Stoker recently went to Washington, D.C. with a delegation of agricultural leaders organized by the United Agribusiness League to urge lawmakers to reject plans calling for a mandated employer-paid health insurance. They were also there to help refocus the debate from a government-run insurance plan to health care cooperatives.

The league is one of two business associations licensed in California to administer health plans and provide health insurance to member employees. Forty thousand farm workers are covered under its cooperative, Stoker said.

Stoker said association health plans give employees more leverage to bargain with insurance companies, driving down medical costs in the process.

“It’s ironic that the very same people who claim they want everyone to have coverage don’t support a lot of things the private sector can do to provide health care services to more people,” Stoker said, warning that the Democrats would raise taxes on the middle-class once they took over health care.



Theresa V. Laursen, of Santa Ynez, said that private health care is already dying by its own device.

“The model is not working because it’s solely profit-driven,” she said. The industry is so opposed to a government-run plan because they would not be able to meet the standards of the competition. So much of the private market’s money goes to different departments and overhead.”

Rep. Lois Capps, a former nurse and a member who sits on the Energy and Commerce Committee that approved a health care reform bill July 31, said a public option would only drive out private insurers if their plans were inferior to the public option — contradicting claims that the marketplace provides the best quality health care.

“There’s two ways we can go about getting insurance companies to lower their costs,” Capps told the Journal. “We could start regulating the insurance companies, telling them what to do.
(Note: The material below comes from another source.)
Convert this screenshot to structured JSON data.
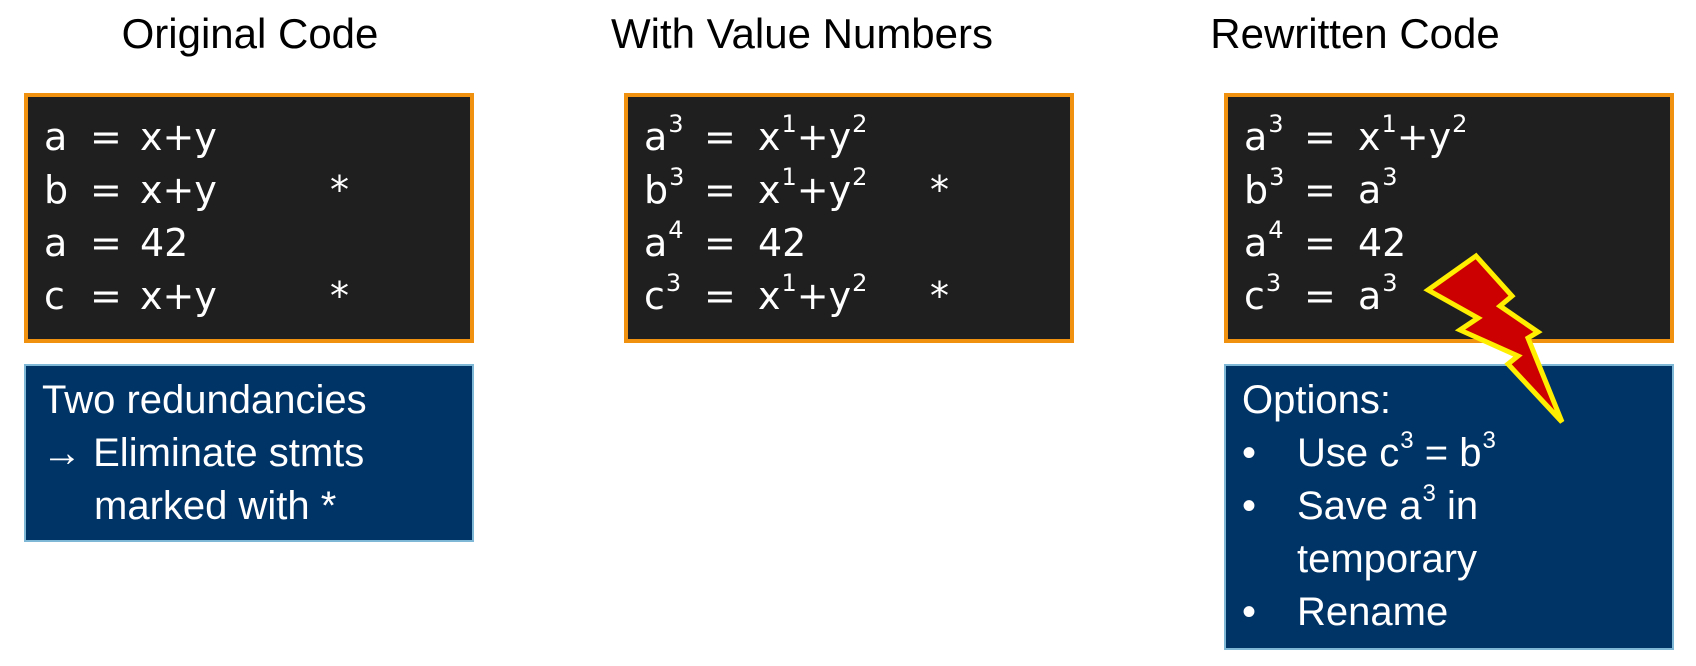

Or we can engender competition into the market place.”

Capps acknowledged that the public plan may have its drawbacks — longer waits for surgeries, for example — but maintained it was the most sensible approach to improving health care.
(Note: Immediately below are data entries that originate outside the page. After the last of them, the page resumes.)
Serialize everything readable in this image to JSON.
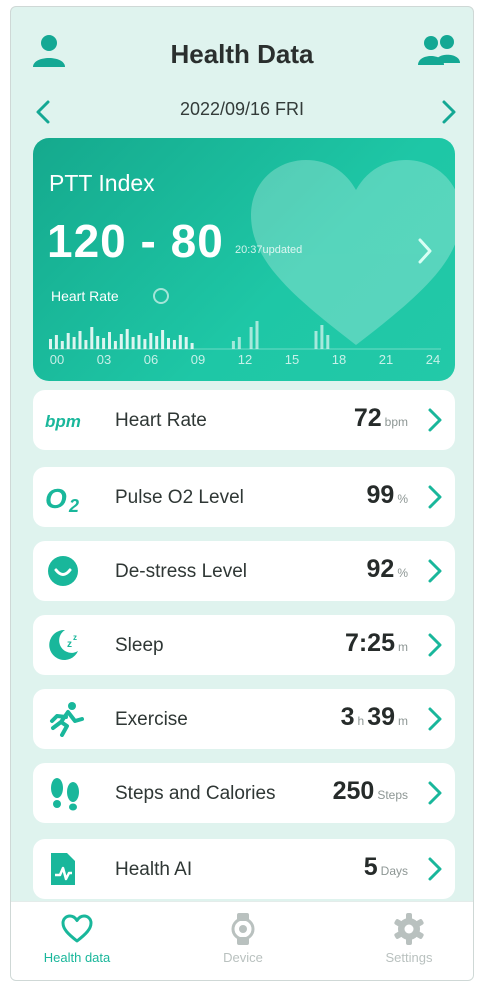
{
  "header": {
    "title": "Health Data",
    "date": "2022/09/16 FRI"
  },
  "ptt": {
    "title": "PTT Index",
    "value": "120 - 80",
    "updated": "20:37updated",
    "hr_label": "Heart Rate",
    "chart_ticks": [
      "00",
      "03",
      "06",
      "09",
      "12",
      "15",
      "18",
      "21",
      "24"
    ]
  },
  "metrics": [
    {
      "label": "Heart Rate",
      "icon": "bpm-icon",
      "num1": "72",
      "unit1": "bpm"
    },
    {
      "label": "Pulse O2 Level",
      "icon": "o2-icon",
      "num1": "99",
      "unit1": "%"
    },
    {
      "label": "De-stress Level",
      "icon": "smiley-icon",
      "num1": "92",
      "unit1": "%"
    },
    {
      "label": "Sleep",
      "icon": "moon-icon",
      "num1": "7:25",
      "unit1": "m"
    },
    {
      "label": "Exercise",
      "icon": "runner-icon",
      "num1": "3",
      "unit1": "h",
      "num2": "39",
      "unit2": "m"
    },
    {
      "label": "Steps and Calories",
      "icon": "footprints-icon",
      "num1": "250",
      "unit1": "Steps"
    },
    {
      "label": "Health AI",
      "icon": "health-report-icon",
      "num1": "5",
      "unit1": "Days"
    }
  ],
  "tabs": [
    {
      "label": "Health data",
      "icon": "heart-icon",
      "active": true
    },
    {
      "label": "Device",
      "icon": "watch-icon",
      "active": false
    },
    {
      "label": "Settings",
      "icon": "gear-icon",
      "active": false
    }
  ],
  "colors": {
    "accent": "#19b79b",
    "card": "#1ec7a6",
    "background": "#dff3ee",
    "inactive_tab": "#b9c1bf"
  }
}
“Insurance programs cost too much,” she said. “And with costs steadily rising, people who have plans that they like are concerned. People lose jobs and then get sick and find out they’re not covered for a procedure. We have millions of people banking on not getting into an accident or getting an illness and ending up in the emergency room.”

Two Valley residents say their professions have helped shape their views on health care reform.
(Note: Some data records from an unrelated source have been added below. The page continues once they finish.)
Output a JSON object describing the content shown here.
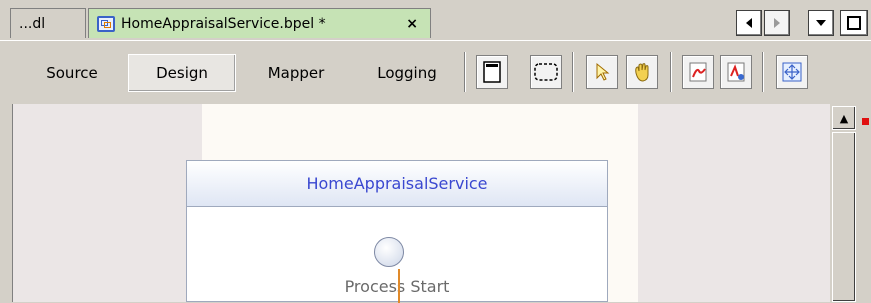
{
  "tabs": {
    "other_label": "...dl",
    "active_label": "HomeAppraisalService.bpel *",
    "close_glyph": "×",
    "active_color": "#c6e3b5"
  },
  "nav": {
    "left_icon": "scroll-left-icon",
    "right_icon": "scroll-right-icon",
    "menu_icon": "chevron-down-icon",
    "maximize_icon": "maximize-icon"
  },
  "toolbar": {
    "views": [
      "Source",
      "Design",
      "Mapper",
      "Logging"
    ],
    "selected_view": "Design",
    "tools": [
      "expand-panel-icon",
      "collapse-panel-icon",
      "select-cursor-icon",
      "hand-pan-icon",
      "pdf-export-icon",
      "pdf-print-icon",
      "fit-diagram-icon"
    ]
  },
  "diagram": {
    "process_name": "HomeAppraisalService",
    "start_label": "Process Start",
    "accent_color": "#e08a2a",
    "title_color": "#3a48d0"
  },
  "scrollbar": {
    "up_glyph": "▲"
  }
}
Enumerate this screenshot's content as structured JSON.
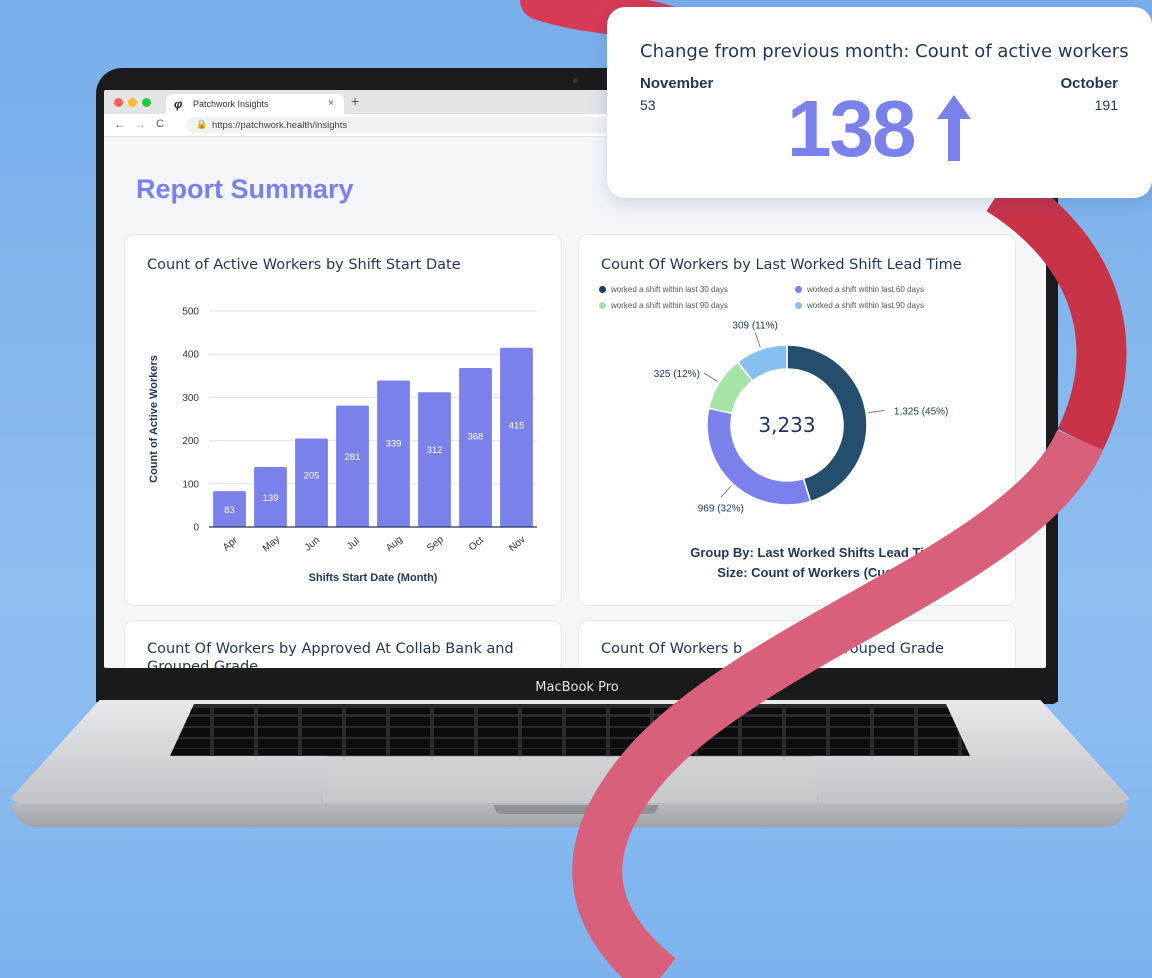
{
  "browser": {
    "tab_title": "Patchwork Insights",
    "tab_close": "×",
    "new_tab": "+",
    "url": "https://patchwork.health/insights",
    "back": "←",
    "forward": "→",
    "reload": "C"
  },
  "device": {
    "label": "MacBook Pro"
  },
  "page": {
    "title": "Report Summary"
  },
  "cards": {
    "active_workers": {
      "title": "Count of Active Workers by Shift Start Date"
    },
    "lead_time": {
      "title": "Count Of Workers by Last Worked Shift Lead Time",
      "legend": [
        {
          "label": "worked a shift within last 30 days",
          "color": "#1f3a5c"
        },
        {
          "label": "worked a shift within last 60 days",
          "color": "#7b81ea"
        },
        {
          "label": "worked a shift within last 90 days",
          "color": "#a6e3a6"
        },
        {
          "label": "worked a shift within last 90 days",
          "color": "#86bff0"
        }
      ],
      "caption_line1": "Group By: Last Worked Shifts Lead Ti",
      "caption_line2": "Size: Count of Workers (Cust"
    },
    "collab_bank": {
      "title_line1": "Count Of Workers by Approved At Collab Bank and",
      "title_line2": "Grouped Grade"
    },
    "grouped_grade": {
      "title_left": "Count Of Workers b",
      "title_right": "and Grouped Grade"
    }
  },
  "chart_data": [
    {
      "type": "bar",
      "title": "Count of Active Workers by Shift Start Date",
      "xlabel": "Shifts Start Date (Month)",
      "ylabel": "Count of Active Workers",
      "categories": [
        "Apr",
        "May",
        "Jun",
        "Jul",
        "Aug",
        "Sep",
        "Oct",
        "Nov"
      ],
      "values": [
        83,
        139,
        205,
        281,
        339,
        312,
        368,
        415
      ],
      "ylim": [
        0,
        500
      ],
      "yticks": [
        0,
        100,
        200,
        300,
        400,
        500
      ],
      "grid": true,
      "color": "#7b81ea"
    },
    {
      "type": "pie",
      "title": "Count Of Workers by Last Worked Shift Lead Time",
      "total_label": "3,233",
      "slices": [
        {
          "value": 1325,
          "label": "1,325 (45%)",
          "color": "#234e6d"
        },
        {
          "value": 969,
          "label": "969 (32%)",
          "color": "#7b81ea"
        },
        {
          "value": 325,
          "label": "325 (12%)",
          "color": "#a6e3a6"
        },
        {
          "value": 309,
          "label": "309 (11%)",
          "color": "#86bff0"
        }
      ]
    }
  ],
  "popup": {
    "title": "Change from previous month: Count of active workers",
    "current_month": "November",
    "current_value": "53",
    "previous_month": "October",
    "previous_value": "191",
    "change": "138",
    "direction_icon": "arrow-up-icon"
  }
}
As an assistant manager for a government-run welfare center in New York, Robert Colino, 78 and now retired, became cynical about whether the government can run a universal health care system.

“Everyone that didn’t have health insurance would see doctors two or three times a week as part of their social life,” he said. “And we would have to pay for every visit. People would flood in complaining about broken eyelashes and hangnails. And all day long they’d dial for things that were not serious problems.”

Colino said he has never had insurance coverage and called those who want it from the government “socialites” because they have nothing better to do than seek medical care for non-existent health conditions.

Oscar Colunga, 60, has worked for 40 years as a respiratory care practitioner. He said a health care system that could cover everyone would be “impossible,” but he sees a broken system that needs repairing.

“When I see people tell me they have to decide whether to buy groceries or their medicine, that’s saddens me,” he said. It’s sad how we in America bow down to the dollar.”

“Health care costs a lot of money. Pharmaceutical, medical equipment companies, insurance companies — they all want a piece of pie. So the mentality is, ‘Yes, we can be sympathetic. That’s too bad, and I wish it were different.’ But at the end it’s, ‘Did the check get in the mail and into the bank account?’”

Colunga said costs can be driven down if the government treats health care reform like it did with the auto industry.

“They called those guys in and told them to get their act straight,” he said. “Restructuring is the way to do business. We certainly don’t want to carelessly throw money at the problem. AIG got a lot of money, but it went to vacation and bonus pay.”